BLOGGER TEMPLATES AND TWITTER BACKGROUNDS »

23 Kasım 2009 Pazartesi

Duygusal Bellek Kaybı

Ben bir şehri çözdüm bu gece parmaklarımda nedensiz
Sözün büyüsünün eşyanın mantığını yuttuğu bir gayya kuyusu...Aşk buydu belki, hatırlayabilsem bilirdim kuşkusuz. Düşünüyorum da artık hiçbir şeyden emin olamamamın nedeni o kuyuda dokunduğum her taşın çürüyüp yeşermesinden olmalı parmaklarımın ucunda.

Neden siz? diye bağırdı eli yüzü düzgün bir çocuk aldırmadım
Ben de sordum bunu kendime gecelerce. Tırnaklarını çektim ruhumun, derisini soydum ince ince keskin bir bıçakla, elimden geldiğince özen gösterdim. Ne kadar geç ölse o kadar iyiydi, acının tadına varsın istedim. Bir gün ellerimden uçup gidivermesi tam da taş kesilmeme rastlar. Yoksa tam tersi miydi? Cevabını bilmek istemediği soruları sormamalı insan. Bilmeyi isteyeceğin anda sorunun tüm önemini yitirmesi belki de hiç söylenmemiş bir şiirin konusudur.
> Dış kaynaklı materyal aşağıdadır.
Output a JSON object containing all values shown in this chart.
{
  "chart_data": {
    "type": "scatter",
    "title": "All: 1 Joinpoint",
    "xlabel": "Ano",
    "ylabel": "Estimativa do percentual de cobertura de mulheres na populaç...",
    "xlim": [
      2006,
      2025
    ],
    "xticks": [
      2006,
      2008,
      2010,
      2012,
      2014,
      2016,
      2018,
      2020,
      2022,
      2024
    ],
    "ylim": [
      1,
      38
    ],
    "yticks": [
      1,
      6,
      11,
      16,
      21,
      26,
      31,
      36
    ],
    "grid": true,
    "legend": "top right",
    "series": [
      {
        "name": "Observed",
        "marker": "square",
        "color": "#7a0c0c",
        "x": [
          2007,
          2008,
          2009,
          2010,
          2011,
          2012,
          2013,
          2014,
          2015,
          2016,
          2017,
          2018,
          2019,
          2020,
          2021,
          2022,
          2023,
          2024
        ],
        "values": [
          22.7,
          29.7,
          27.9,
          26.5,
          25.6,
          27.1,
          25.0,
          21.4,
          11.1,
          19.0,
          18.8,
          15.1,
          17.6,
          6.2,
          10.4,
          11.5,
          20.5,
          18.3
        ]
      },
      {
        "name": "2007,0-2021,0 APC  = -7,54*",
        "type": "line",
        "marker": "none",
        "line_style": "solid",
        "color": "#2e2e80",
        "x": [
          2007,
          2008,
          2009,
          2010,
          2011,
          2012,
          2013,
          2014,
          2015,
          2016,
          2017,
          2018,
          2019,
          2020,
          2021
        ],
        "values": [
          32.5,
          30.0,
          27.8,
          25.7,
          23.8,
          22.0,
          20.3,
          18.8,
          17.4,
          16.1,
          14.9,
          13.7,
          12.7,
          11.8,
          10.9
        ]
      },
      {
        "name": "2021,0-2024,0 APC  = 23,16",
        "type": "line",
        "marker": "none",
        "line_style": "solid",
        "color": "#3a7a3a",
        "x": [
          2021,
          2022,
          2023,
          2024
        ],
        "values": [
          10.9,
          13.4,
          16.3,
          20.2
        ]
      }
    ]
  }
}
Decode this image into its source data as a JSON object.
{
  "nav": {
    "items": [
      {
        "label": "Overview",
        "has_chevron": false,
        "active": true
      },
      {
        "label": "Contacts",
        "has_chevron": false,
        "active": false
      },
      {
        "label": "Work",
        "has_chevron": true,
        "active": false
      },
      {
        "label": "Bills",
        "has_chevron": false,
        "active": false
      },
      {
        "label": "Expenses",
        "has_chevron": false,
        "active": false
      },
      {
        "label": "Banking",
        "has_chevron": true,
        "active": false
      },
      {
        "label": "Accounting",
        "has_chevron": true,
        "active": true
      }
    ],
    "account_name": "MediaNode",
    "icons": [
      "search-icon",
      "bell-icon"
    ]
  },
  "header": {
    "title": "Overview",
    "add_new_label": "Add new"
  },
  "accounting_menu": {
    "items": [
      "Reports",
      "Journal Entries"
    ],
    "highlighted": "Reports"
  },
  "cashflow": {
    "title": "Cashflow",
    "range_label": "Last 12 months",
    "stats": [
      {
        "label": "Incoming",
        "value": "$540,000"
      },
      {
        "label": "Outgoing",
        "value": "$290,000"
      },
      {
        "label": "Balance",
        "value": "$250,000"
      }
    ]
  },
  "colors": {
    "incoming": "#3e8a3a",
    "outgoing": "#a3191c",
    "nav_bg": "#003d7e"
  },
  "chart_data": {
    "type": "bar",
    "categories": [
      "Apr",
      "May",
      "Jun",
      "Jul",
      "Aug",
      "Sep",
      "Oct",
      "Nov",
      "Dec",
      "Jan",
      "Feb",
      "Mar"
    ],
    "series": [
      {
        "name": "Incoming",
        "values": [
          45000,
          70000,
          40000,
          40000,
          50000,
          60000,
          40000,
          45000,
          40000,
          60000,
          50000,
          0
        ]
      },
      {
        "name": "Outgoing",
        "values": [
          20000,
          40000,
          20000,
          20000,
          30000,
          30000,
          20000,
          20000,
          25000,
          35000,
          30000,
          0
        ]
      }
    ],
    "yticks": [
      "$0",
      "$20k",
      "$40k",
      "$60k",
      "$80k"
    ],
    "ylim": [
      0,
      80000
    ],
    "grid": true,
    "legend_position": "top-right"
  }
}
Aldırmadım sakladım seni içimde
Niye aldıracaktım ki? Yaşamak denilen yavaş yavaş ölmek değil midir son çözümde? Benim biraz acelem vardı o kadar. Seni hatırlayamamakla gecikiyorum oysa. Aşkın bıraktığı boşlukta sabah akşam bir tedirginlik üretiyor anlamı kaybeden amaçsız beynim. Bulduğu yerde yatan bir sokak serserisine dönüşmesi an meselesi. Bu an çoktan bireysel tarihimin karışık sayfalarında kendine bir yer bulup sonsuz uykusuna geçti de ola ki ben fark etmedim.

Soğuk bisturi beyaz ışık donuk
Üşüyorum ama çok üşüyorum. Bir cadde yürüdükçe uzayabilirmiş öğreniyorum. Sonrası bir hastane odası karanlık. Yanı başımda oturan gölgeye anlatıyorum. Söylediklerime bakılırsa her şeye inancımı kaybetmişim. Senin karşındaki kendimi sevmiyorum. O böyle söylemiş. Öylesine bir cümleymiş işte kandan yapılmış. Onun adını hatırlasaymışım kanama durdurulabilirmiş. Zorluyorum. Üç harfli olduğundan eminim. Tek tek geliyorlar. A. Hah! diyorum. Ş. Buldum sanıyorum. K. Değilmiş. Çaresiz serum bağlıyorlar.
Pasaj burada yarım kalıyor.